Empezó a aparecer en otros formatos, más tranquilos y reflexivos, donde su discurso podía desarrollarse sin necesidad de provocación constante. Al mismo tiempo, reforzó su perfil como escritor, publicando novelas, columnas y ensayos que fueron ganando reconocimiento dentro del mundo editorial.
El gran punto de inflexión llegó cuando Boris fue finalista del Premio Planeta, un hito que terminó de desmontar cualquier prejuicio. Para algunos fue una sorpresa; para quienes habían seguido su carrera literaria, una consecuencia lógica. El Planeta no solo premia ventas, también una trayectoria y una capacidad narrativa que Boris llevaba años construyendo.

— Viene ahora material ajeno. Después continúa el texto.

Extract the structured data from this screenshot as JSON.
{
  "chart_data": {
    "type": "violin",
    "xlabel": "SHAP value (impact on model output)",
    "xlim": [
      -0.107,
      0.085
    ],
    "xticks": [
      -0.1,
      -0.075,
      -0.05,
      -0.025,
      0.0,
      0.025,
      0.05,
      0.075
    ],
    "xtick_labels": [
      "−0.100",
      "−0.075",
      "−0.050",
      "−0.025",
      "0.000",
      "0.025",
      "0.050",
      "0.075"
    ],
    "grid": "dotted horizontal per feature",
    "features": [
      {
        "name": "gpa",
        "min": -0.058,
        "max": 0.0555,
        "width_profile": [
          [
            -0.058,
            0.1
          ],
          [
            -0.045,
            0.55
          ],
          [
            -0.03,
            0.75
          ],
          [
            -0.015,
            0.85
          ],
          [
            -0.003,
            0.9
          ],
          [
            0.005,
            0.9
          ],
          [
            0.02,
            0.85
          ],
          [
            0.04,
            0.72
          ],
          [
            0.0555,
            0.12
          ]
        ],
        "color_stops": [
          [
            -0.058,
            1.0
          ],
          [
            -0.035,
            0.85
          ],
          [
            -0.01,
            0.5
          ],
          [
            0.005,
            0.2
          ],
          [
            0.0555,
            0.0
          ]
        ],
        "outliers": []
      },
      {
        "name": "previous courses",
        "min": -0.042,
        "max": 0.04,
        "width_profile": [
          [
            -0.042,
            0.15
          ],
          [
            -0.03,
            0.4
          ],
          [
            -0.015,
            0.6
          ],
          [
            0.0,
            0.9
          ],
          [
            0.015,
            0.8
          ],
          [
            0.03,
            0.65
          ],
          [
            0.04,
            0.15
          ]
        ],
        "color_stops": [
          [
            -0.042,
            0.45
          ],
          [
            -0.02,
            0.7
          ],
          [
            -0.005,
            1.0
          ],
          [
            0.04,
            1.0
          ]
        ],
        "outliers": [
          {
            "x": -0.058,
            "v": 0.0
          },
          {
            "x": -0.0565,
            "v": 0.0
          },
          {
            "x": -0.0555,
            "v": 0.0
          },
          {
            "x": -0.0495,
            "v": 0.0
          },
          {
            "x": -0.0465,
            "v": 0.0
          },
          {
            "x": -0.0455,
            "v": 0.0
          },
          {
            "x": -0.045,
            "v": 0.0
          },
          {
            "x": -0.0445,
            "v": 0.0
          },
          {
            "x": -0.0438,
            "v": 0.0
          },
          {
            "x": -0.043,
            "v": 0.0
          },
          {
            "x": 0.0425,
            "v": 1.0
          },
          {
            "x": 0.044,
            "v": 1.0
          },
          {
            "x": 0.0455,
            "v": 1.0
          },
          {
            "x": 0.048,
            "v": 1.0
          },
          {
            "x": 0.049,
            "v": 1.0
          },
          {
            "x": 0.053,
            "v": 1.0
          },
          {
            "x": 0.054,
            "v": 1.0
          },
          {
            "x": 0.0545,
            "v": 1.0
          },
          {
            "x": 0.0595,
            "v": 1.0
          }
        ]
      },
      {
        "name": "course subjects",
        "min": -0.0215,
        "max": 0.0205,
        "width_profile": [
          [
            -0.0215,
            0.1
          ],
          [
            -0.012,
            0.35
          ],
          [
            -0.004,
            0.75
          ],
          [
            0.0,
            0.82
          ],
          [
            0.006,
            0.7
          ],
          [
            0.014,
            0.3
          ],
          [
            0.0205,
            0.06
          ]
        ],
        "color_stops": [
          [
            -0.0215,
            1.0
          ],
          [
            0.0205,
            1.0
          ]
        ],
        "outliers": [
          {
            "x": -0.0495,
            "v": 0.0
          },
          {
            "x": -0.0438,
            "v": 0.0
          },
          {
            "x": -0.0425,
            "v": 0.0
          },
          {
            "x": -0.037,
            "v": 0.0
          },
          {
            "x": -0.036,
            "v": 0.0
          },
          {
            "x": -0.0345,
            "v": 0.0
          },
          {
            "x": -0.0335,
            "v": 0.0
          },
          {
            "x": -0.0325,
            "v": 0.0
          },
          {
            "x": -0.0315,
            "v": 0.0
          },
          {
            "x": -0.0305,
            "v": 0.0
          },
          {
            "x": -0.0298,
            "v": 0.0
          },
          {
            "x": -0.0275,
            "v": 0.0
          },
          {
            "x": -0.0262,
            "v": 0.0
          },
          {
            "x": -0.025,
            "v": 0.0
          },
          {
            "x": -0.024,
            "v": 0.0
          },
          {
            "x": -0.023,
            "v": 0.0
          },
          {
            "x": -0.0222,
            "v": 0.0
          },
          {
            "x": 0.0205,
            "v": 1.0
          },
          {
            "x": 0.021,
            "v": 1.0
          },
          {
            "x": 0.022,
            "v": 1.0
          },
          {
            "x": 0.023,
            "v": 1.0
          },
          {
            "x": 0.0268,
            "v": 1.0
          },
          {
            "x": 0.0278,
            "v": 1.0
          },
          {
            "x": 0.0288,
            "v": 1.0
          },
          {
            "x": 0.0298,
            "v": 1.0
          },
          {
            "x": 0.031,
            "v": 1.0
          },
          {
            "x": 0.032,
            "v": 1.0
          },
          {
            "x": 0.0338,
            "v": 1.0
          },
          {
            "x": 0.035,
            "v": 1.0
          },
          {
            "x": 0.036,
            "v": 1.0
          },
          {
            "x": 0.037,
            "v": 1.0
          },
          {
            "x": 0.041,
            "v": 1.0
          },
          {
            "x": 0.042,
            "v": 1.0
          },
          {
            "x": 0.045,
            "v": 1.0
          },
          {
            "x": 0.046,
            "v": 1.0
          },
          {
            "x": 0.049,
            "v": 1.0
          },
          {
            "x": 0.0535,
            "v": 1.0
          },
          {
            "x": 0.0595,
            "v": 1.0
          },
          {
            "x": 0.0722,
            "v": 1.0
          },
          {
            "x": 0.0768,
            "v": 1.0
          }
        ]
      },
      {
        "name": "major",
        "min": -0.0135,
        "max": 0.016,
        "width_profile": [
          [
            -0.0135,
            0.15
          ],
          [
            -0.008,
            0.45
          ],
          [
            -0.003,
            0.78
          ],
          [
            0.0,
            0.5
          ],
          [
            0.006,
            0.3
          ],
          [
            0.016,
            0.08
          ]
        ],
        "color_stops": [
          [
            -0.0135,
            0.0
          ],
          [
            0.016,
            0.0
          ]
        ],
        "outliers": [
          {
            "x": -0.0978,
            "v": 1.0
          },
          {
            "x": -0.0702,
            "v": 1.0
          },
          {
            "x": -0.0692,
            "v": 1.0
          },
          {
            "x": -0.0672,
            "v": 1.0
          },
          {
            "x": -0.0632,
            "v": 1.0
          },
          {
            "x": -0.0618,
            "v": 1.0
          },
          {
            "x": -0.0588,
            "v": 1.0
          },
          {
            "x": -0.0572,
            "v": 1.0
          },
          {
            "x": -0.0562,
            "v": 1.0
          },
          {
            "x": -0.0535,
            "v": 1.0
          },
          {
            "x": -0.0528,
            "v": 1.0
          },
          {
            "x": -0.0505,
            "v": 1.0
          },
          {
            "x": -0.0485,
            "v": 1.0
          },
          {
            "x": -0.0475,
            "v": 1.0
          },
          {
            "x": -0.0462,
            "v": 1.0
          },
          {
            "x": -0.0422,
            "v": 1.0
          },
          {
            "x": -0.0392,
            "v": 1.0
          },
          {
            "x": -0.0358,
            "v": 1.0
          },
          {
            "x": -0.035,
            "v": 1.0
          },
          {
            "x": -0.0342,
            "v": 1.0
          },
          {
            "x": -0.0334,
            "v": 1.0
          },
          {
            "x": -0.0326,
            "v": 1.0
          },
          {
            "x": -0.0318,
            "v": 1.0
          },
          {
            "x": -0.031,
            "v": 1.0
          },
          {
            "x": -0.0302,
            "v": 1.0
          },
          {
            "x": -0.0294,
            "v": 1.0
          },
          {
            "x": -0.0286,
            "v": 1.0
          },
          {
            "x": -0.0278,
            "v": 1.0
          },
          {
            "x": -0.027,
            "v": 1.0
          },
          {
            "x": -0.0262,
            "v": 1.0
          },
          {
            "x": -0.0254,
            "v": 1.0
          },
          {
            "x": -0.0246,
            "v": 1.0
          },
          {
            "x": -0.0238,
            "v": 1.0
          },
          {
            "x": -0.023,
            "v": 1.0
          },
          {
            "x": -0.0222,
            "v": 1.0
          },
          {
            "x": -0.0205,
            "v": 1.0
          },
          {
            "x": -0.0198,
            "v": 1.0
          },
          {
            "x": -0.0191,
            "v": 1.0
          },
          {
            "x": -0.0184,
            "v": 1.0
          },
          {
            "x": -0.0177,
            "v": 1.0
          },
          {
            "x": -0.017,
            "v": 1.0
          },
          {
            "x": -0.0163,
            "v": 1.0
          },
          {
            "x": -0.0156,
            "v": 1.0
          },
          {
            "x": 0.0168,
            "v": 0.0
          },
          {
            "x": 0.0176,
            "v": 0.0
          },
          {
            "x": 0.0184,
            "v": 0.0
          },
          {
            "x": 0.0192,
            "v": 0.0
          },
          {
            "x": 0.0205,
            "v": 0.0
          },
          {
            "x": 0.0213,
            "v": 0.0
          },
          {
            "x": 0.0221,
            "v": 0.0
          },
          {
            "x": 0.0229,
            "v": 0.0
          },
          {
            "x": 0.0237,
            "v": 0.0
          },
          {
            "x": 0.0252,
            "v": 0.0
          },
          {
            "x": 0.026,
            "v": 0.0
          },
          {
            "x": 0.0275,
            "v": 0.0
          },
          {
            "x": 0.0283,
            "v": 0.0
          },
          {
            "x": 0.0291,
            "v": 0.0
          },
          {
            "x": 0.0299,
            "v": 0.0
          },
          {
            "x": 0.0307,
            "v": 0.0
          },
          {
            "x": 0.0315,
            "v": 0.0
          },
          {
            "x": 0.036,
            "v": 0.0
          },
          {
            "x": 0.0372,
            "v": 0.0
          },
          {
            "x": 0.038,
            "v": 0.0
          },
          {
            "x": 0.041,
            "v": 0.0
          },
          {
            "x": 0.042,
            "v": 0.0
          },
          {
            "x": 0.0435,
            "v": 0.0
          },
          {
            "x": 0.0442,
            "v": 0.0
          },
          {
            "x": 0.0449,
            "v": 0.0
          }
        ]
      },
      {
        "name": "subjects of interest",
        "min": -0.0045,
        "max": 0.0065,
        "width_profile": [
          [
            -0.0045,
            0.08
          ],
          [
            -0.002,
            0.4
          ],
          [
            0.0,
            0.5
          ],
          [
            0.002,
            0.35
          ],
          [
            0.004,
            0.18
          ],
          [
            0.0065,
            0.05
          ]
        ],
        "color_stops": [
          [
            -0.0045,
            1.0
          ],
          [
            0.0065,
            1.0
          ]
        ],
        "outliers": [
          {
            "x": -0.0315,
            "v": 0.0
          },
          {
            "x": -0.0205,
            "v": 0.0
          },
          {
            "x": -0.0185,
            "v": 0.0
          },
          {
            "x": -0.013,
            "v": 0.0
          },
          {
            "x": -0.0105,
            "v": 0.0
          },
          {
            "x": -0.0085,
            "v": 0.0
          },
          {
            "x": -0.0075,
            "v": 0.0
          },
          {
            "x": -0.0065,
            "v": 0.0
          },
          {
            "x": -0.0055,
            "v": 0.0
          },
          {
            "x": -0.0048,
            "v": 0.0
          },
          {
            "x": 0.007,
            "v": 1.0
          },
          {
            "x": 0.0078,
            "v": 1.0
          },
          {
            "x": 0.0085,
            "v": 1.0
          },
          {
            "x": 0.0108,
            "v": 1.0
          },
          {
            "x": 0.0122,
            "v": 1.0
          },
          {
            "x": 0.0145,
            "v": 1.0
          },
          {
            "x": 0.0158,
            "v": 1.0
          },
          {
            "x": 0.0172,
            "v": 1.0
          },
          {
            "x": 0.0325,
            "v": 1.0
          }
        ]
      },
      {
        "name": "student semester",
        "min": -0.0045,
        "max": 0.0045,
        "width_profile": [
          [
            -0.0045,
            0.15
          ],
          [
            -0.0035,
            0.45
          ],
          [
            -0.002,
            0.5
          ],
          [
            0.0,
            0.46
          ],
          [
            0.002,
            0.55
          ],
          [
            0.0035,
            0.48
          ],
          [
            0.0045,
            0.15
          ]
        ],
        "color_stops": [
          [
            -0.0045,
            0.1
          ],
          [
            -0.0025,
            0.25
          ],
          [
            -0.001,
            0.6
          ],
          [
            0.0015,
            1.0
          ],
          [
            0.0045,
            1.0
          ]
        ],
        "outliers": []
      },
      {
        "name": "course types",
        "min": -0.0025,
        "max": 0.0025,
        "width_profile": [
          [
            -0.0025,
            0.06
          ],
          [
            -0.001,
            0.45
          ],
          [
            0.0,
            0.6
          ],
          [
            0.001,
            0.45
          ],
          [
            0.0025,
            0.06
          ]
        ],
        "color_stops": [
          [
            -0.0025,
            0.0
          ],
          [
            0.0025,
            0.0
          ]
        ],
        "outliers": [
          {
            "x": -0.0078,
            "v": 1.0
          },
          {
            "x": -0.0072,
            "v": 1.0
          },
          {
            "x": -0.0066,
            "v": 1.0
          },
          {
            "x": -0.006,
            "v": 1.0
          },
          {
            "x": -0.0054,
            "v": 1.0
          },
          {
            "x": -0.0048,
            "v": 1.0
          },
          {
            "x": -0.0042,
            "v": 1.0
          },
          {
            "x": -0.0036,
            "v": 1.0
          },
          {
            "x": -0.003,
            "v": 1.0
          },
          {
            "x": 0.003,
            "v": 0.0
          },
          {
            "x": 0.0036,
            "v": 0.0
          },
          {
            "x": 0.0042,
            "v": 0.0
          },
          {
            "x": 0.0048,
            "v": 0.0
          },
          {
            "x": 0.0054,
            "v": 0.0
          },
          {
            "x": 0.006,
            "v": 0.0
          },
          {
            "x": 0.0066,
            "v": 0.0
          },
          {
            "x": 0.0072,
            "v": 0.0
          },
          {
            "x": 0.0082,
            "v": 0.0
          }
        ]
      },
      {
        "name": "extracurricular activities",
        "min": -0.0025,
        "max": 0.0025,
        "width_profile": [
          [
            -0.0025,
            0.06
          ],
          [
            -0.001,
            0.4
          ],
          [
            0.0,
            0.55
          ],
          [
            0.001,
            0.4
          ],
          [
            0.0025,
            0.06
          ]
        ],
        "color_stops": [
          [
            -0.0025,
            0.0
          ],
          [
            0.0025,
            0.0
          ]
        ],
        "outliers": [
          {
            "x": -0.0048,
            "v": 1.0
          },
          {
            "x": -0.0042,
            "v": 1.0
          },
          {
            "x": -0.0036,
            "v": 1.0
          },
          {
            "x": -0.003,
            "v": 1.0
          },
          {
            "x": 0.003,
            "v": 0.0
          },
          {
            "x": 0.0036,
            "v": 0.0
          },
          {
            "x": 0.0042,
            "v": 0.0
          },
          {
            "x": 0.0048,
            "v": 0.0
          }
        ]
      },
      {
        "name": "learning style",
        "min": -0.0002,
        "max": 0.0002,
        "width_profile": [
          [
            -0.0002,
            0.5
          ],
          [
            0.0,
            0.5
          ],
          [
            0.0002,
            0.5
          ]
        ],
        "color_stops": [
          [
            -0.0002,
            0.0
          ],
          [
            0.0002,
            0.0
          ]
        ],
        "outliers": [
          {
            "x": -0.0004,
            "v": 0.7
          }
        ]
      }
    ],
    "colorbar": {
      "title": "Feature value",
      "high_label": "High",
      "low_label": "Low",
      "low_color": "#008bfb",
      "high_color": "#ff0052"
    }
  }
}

¿Contradicción o coherencia?
¿Es contradictorio pasar de bajarse los pantalones en televisión a ser finalista de uno de los premios literarios más importantes? En realidad, no tanto. Boris Izaguirre siempre ha sido un creador libre, ajeno a etiquetas. Lo que cambió fue la mirada del público y del medio, no tanto la esencia de su discurso.
En una España que ha madurado mediáticamente, también hemos aprendido a entender que el entretenimiento no está reñido con el talento, y que la provocación puede convivir con la inteligencia. Boris fue pionero en mostrar que se puede ser excesivo y culto, popular y sofisticado, frívolo en apariencia y profundo en el fondo.
Hoy, Boris Izaguirre es muchas cosas a la vez: escritor respetado, colaborador cultural, icono LGTBIQ+, referente televisivo y figura imprescindible para entender la evolución de los medios en España. Su recorrido demuestra que no somos una sola versión de nosotros mismos, y que la cultura pop también puede ser un trampolín hacia espacios tradicionalmente considerados serios.